Furthermore, once on fiber, increasing your speed comes much more cheaply, since the hardware at the ends of the fiber connections can be upgraded without digging and laying new cables. You can see this with the financial data from Chattanooga’s municipal fiber entity in 2015 when they upgraded from 1 gigabit to 10 gigabits. They did not experience a substantial increase in costs to upgrade at all.
Which Definition Will Deliver Gigabit Speeds?
For the same reason 100/20 cable and wireless systems can’t easily improve their upload speed, they can’t also turn around and deliver gigabit speeds. Meanwhile, the same fiber network able to deliver 100/100 Mbps is actually also capable of also delivering 1000/1000 Mbps and 10,000/10,000 Mbps with affordable upgrades to its hardware. 80,000/80,000 Mbps is already possible now over the same fiber wire, though the price of the hardware remains high. As the price comes down, 80 gigabit symmetrical could become the next standard for fiber networks. Wireless connected with fiber benefits from these gains with the only limitation being the amount of available spectrum they have for wireless transmission.
Which Definition Will Give Americans an Affordable Option That Meets Their Needs Over Time?
There is zero chance a network built to deliver 100/20 Mbps that isn’t premised on fiber can offer a scalable, low-cost solution in the future, for all the reasons listed above. Capacity constraints on cable and non-fiber-based wireless drastically limit the extent to which they can add new users. Their solution is to offer significantly lower speeds than 100/20 Mbps to minimize the burden on their capacity-constrained network. But a fiber network can share the gains it makes from advancements in hardware because it does not experience a new cost burden to deliver a scalable solution. This is why Chattanooga was able to give its low-income students free 100/100 Mbps internet access during the pandemic at very little cost to the network.
Which Definition Makes the U.S. Globally Competitive?
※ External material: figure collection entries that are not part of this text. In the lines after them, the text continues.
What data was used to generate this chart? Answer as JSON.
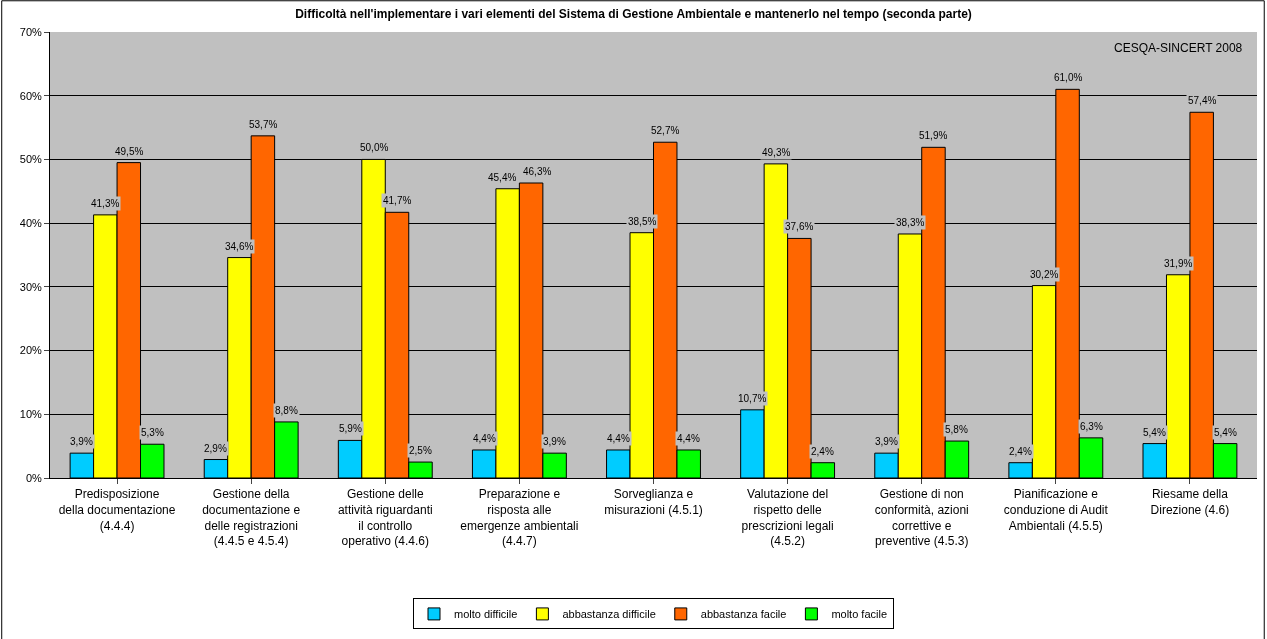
{
  "chart_data": {
    "type": "bar",
    "title": "Difficoltà nell'implementare i vari elementi del Sistema di Gestione Ambientale e mantenerlo nel tempo (seconda parte)",
    "categories": [
      "Predisposizione della documentazione (4.4.4)",
      "Gestione della documentazione e delle registrazioni (4.4.5 e 4.5.4)",
      "Gestione delle attività riguardanti il controllo operativo (4.4.6)",
      "Preparazione e risposta alle emergenze ambientali (4.4.7)",
      "Sorveglianza e misurazioni (4.5.1)",
      "Valutazione del rispetto delle prescrizioni legali (4.5.2)",
      "Gestione di non conformità, azioni correttive e preventive (4.5.3)",
      "Pianificazione e conduzione di Audit Ambientali (4.5.5)",
      "Riesame della Direzione (4.6)"
    ],
    "series": [
      {
        "name": "molto difficile",
        "color": "#00ccff",
        "values": [
          3.9,
          2.9,
          5.9,
          4.4,
          4.4,
          10.7,
          3.9,
          2.4,
          5.4
        ],
        "value_labels": [
          "3,9%",
          "2,9%",
          "5,9%",
          "4,4%",
          "4,4%",
          "10,7%",
          "3,9%",
          "2,4%",
          "5,4%"
        ]
      },
      {
        "name": "abbastanza difficile",
        "color": "#ffff00",
        "values": [
          41.3,
          34.6,
          50.0,
          45.4,
          38.5,
          49.3,
          38.3,
          30.2,
          31.9
        ],
        "value_labels": [
          "41,3%",
          "34,6%",
          "50,0%",
          "45,4%",
          "38,5%",
          "49,3%",
          "38,3%",
          "30,2%",
          "31,9%"
        ]
      },
      {
        "name": "abbastanza facile",
        "color": "#ff6600",
        "values": [
          49.5,
          53.7,
          41.7,
          46.3,
          52.7,
          37.6,
          51.9,
          61.0,
          57.4
        ],
        "value_labels": [
          "49,5%",
          "53,7%",
          "41,7%",
          "46,3%",
          "52,7%",
          "37,6%",
          "51,9%",
          "61,0%",
          "57,4%"
        ]
      },
      {
        "name": "molto facile",
        "color": "#00ff00",
        "values": [
          5.3,
          8.8,
          2.5,
          3.9,
          4.4,
          2.4,
          5.8,
          6.3,
          5.4
        ],
        "value_labels": [
          "5,3%",
          "8,8%",
          "2,5%",
          "3,9%",
          "4,4%",
          "2,4%",
          "5,8%",
          "6,3%",
          "5,4%"
        ]
      }
    ],
    "ylim": [
      0,
      70
    ],
    "yticks": [
      {
        "value": 0,
        "label": "0%"
      },
      {
        "value": 10,
        "label": "10%"
      },
      {
        "value": 20,
        "label": "20%"
      },
      {
        "value": 30,
        "label": "30%"
      },
      {
        "value": 40,
        "label": "40%"
      },
      {
        "value": 50,
        "label": "50%"
      },
      {
        "value": 60,
        "label": "60%"
      },
      {
        "value": 70,
        "label": "70%"
      }
    ],
    "grid": "y",
    "legend": "bottom",
    "annotations": [
      "CESQA-SINCERT 2008"
    ]
  }
}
Advanced markets in Asia, led by China, will connect total of 1 billion people to symmetrical gigabit lines. China years ago committed to deploying universal fiber, and it is rapidly approaching that goal. The U.S. could choose to do the same. However, if it instead chooses to upgrade some cable networks and push some slow wireless connectivity out to communities at 100/20 Mbps, our capacity to innovate and grow the internet technology sector will be severely hindered. After all, if the U.S. market is not capable of offering a communications infrastructure capable of running the next generation of applications and services due to slow obsolete speeds, then those applications and services will find their home elsewhere. Not only will this impact our ability to attract a technology sector, but all related industries dependent on connectivity will be relying on speeds vastly inferior to gigabit fiber-connected businesses.
In each one of these questions, it is clear that the government needs to invest in fiber infrastructure, which means defining what technology gets taxpayer dollars at 100/100 Mbps. While the existing monopolies would like to get that money for infrastructure they don’t actually have to build—old cable lines that can meet the 100/20 Mbps definition—that is doing a grave disservice to Americans.